Trainer Caspar Fownes is praying the cold snap eases by the weekend so his "susceptible" champion sprinter, Lucky Nine, can produce his best and book another trip to either Dubai or Japan.
Lucky Nine has won five Group Ones in a glittering career, despite battling exercise- induced pulmonary haemorrhaging - a condition thought to be exacerbated by cooler temperatures.
As temperatures plummeted to as low as seven degrees Celsius yesterday, Fownes was relieved to find the Hong Kong Observatory predicted slightly warmer temperatures on Sunday, but he will still have to juggle the seven-year-old's trackwork this week.
"With this horse, I am always cautious when it is really cold. The weather has been beautiful lately, except for these past few days - the cold weather has come at the wrong time," he said "Let's hope it is a bit hotter on race day because he is a massive chance."
Lucky Nine returned from an early season trip to Australia that garnered mixed results, only to produce a disappointing seventh in the Group One Hong Kong Sprint.
The gelding heads into Sunday's HK$6 million feature having not raced in more than two months, but Fownes has opted to go without a barrier trial after Lucky Nine worked "too well" last Tuesday.
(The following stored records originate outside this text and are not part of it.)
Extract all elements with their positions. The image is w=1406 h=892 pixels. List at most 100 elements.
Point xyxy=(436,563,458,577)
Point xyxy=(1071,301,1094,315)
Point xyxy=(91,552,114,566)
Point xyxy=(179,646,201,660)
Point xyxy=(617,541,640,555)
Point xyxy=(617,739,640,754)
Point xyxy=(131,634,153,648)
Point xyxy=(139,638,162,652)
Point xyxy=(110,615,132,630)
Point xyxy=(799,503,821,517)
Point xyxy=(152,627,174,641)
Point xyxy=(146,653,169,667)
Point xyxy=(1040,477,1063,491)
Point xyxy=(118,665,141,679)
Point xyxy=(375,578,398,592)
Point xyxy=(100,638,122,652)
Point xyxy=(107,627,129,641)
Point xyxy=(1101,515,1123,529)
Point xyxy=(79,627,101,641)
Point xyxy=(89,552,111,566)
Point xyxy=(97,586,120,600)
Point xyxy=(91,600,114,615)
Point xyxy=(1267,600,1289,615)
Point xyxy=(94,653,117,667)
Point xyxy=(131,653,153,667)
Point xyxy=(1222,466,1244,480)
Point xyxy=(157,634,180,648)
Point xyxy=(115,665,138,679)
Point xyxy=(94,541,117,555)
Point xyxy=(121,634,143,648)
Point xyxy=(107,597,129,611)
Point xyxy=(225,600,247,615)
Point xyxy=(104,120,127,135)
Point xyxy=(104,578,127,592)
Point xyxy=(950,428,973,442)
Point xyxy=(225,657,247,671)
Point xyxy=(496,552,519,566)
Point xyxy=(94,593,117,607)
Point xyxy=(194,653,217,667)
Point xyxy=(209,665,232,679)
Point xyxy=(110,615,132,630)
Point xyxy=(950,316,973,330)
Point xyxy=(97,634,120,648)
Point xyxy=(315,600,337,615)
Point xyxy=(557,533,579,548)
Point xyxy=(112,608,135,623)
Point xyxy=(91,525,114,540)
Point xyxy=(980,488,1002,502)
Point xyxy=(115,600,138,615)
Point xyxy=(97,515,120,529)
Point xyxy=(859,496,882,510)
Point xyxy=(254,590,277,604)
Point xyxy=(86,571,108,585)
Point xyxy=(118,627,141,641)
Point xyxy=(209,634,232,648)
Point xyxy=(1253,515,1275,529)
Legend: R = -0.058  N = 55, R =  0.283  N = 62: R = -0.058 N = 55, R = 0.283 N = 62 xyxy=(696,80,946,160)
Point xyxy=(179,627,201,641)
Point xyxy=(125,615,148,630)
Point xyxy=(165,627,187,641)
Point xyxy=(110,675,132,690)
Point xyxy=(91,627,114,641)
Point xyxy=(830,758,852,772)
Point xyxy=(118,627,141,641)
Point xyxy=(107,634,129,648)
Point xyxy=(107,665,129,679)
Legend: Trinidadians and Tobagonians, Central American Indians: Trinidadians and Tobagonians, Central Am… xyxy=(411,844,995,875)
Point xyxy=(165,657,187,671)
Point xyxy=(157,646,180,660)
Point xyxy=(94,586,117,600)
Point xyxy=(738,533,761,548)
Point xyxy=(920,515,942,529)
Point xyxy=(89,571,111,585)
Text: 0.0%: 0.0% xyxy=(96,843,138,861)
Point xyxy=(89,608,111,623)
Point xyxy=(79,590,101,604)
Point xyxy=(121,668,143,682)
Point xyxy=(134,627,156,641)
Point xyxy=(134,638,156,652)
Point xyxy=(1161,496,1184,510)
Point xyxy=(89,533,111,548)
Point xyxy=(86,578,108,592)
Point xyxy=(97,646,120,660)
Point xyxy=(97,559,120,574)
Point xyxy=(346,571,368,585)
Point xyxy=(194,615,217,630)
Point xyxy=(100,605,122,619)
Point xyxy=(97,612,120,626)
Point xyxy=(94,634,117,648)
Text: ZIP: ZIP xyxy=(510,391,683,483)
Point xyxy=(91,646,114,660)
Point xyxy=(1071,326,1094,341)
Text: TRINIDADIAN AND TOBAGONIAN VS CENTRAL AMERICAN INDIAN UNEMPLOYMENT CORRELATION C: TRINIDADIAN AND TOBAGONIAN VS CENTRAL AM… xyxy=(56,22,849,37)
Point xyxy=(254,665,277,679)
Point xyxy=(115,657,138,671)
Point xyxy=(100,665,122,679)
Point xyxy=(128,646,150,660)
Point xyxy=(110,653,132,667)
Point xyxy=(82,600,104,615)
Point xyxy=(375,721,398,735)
"This week we will do what we need to do - we will give him another blow-out, probably Thursday, but it depends on what the weather is like," Fownes said.
"His fitness is pretty good - he ran some time the other day, but he pulled up well and since then he had a workout with Brett [Prebble], where he didn't do much. He woke up all right and scoped well after that."
Even though Fownes admits Lucky Nine will not be at his best fitness-wise for the 1,200m second leg of the Speed Series, he is counting on class prevailing against a skinny looking field - with none of his nine rivals having won a Group One.
"He will be pretty fresh on the day, but hopefully that will be good enough to give them a spanking," he said. "He is in good shape. He isn't 100 per cent, but I don't think he really needs to be to beat these horses. He has been a consistent horse, he has done us proud and he has hopefully got another good season to go."
A solid effort on Sunday should ensure the jet-setting sprinter is sent on another overseas jaunt - both options are in late March and both legs of the Global Sprint Challenge. Fownes will weigh up either a return to the Golden Shaheen on Dubai World Cup night, where he was third two years ago, or a tilt at the Takamatsunomiya Kinen in Japan.
But Fownes added that staying home for the third leg of the Speed Series - the Queen's Silver Jubilee Cup (1,400m) - seemed equally viable.
"He will be entered for the two overseas races, but that 1,400m race is now worth HK$8 million so it's not chump change - it is serious money in your own backyard," he said.
Meanwhile, Australian jockey Craig Williams will ride First Sight Love for trainer Almond Lee in Sunday's Group One Classic Cup.